Based on the new materialist concept of vibrant matter, which foregrounds the living, agentic, and energetic qualities of matter, the idea of storied matter emphasises how matter is also story-laden and holds narrative capabilities, transgressing the conventional understanding of narrativity as a human activity. Often invisible to the human eye and difficult to perceive at first glance, matter’s narrative agency is, for us, best understood through eco- and bioart practices, as exemplified by the work of Nergiz Yeşil, Maya Minder, Rice Brewing Sisters Club, and Gülşah Mursaloğlu. In this paper, we discuss kombucha, potato, and algae as nonhuman agents of temporality and life cycles, where the concepts of life and non-life merge with one another. We explore through fermentation and plant-based material,we build a conversation on how these examples of (non-)living matter formulate narratives on posthuman time and temporal cycles. Yeşil’s LOREM İPSUM II. series (2020-ongoing) is based on kombucha mushroom, in which the artist uses the kombucha byproducts as a canvas for her installation. Similarly, Maya Minder’s film KombuMe (2020) shows the scoby-based material used to explore social action and fermentation. Rice Brewing Sister Club’s defines their core practice as social fermentation, where they bring “aunty wisdom” into the sustainable and eco-friendly ways of artistic practice. In their project at Seoul MMCA and SEMA, they explored algae-based plastic production. As an artistic exploration, Gülşah Mursaloğlu’s Merging Fields, Splitting Ends (Sequence II and III) (2021-22) showcases potato starch-based plastic material, which continuously changes, dissolves and degrades. With the help of these works, we argue that bioart provides us with profound ways of thinking-with and becoming-with vibrant and storied matter, whereby the artists intra-act with life and non-life, blurring the boundaries between the two and narrating the myriad stories of biodegradable matter.
Başak Ağın, PhD, is Associate Professor of English literature at TED University, Ankara, Türkiye. She is the founder of PENTACLE, the first Turkish website on environmental and post-humanities (https://thepentacle.org), the author of Posthümanizm: Kavram, Kuram, Bilim-Kurgu [Posthumanism: Concept, Theory, Science-Fiction] (2020), and the Turkish translator of Jane Bennett’s Vibrant Matter: A Political Ecology of Things, which is currently in its production stage. In 2021, she edited the Turkish translation of Simon C. Estok’s Ecophobia Hypothesis (Routledge, 2018). She also co-edited two volumes, Posthuman Pathogenesis: Contagion in Literature, Arts, and Media (Routledge, 2022) and Beşerî Bilimlerin 50 Rengi: Çevreci, Dijital, Tıbbi ve Posthüman Sesler [50 Shades of Humanities: Environmental, Digital, Medical, and Posthuman Voices] (2023), the only handbook available for the Turkish academia in the relevant fields, the second volume of which is forthcoming in 2024. Her scholarly articles appeared in such journals as Ecozon@, CLCWeb, Neohelicon, Translation Review, Configurations, and EJES.
Tuçe Erel is a Berlin-based independent curator, researcher, and cultural worker. She studied sociology at METU (2005) and art theory and criticism (MA program) at Anatolian University (2009). She did her second MA in Art Arts Policy and Management (with curating pathway) at Birkbeck College (2015).

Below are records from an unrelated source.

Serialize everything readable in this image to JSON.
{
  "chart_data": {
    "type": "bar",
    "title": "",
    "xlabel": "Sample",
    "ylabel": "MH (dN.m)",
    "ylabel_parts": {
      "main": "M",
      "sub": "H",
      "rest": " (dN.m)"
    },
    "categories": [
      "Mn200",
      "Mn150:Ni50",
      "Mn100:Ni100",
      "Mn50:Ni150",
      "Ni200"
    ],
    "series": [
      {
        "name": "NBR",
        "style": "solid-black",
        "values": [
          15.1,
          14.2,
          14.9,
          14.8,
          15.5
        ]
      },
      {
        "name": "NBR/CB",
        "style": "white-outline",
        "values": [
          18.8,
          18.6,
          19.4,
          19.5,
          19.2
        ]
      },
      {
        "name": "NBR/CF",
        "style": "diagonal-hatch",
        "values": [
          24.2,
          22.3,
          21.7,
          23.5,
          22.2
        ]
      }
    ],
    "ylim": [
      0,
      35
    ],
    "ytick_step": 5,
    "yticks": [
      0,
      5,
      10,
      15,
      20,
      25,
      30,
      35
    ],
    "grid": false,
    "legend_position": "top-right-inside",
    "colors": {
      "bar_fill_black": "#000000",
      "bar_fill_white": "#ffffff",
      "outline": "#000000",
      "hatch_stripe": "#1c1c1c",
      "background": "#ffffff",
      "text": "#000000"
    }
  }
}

After working at various institutions in Istanbul as a content editor, event manager, archivist, and gallery assistant, she has been a freelance curator and art writer since 2013. She was an active member of >top e.V. between 2017 and 2021, where she curated and hosted events, exhibitions, and a Posthumanism reading group. She was a team member and co-curator at Art Laboratory Berlin from December 2019 to December 2024, assisting and co-curating their hybrid-art-oriented programme.
Her curatorial interests are ecology, Capitalocene, and posthumanism. Erel uses her sociology education in her curatorial research, and in her research methodology, she prefers to twist and challenge conventional social science methodologies. In recent years, she has explored the concept of hacking as a way to unbox the concepts of bio-politics, Anthropocene, ecological crisis, cultures, non-human agency, artistic speculation and imagination.
Since 2017, Erel implemented a curatorial narrative focusing on Capitalocene and environmental crises. Some of the curatorial projects focusing on ecology are “Now You are Here” (2017, curated with Seval Şener at Arte Sanat, Ankara); “Leviathan: A Capitalocene Beastiarium” (2021, curated with Käthe Wenzel and Lisa Glauer at TOP e.V. Berlin) "Vicious Cycles" (2022, Art Laboratory Berlin), "Echoes of the Future" (2024, at Biosphere Potsdam).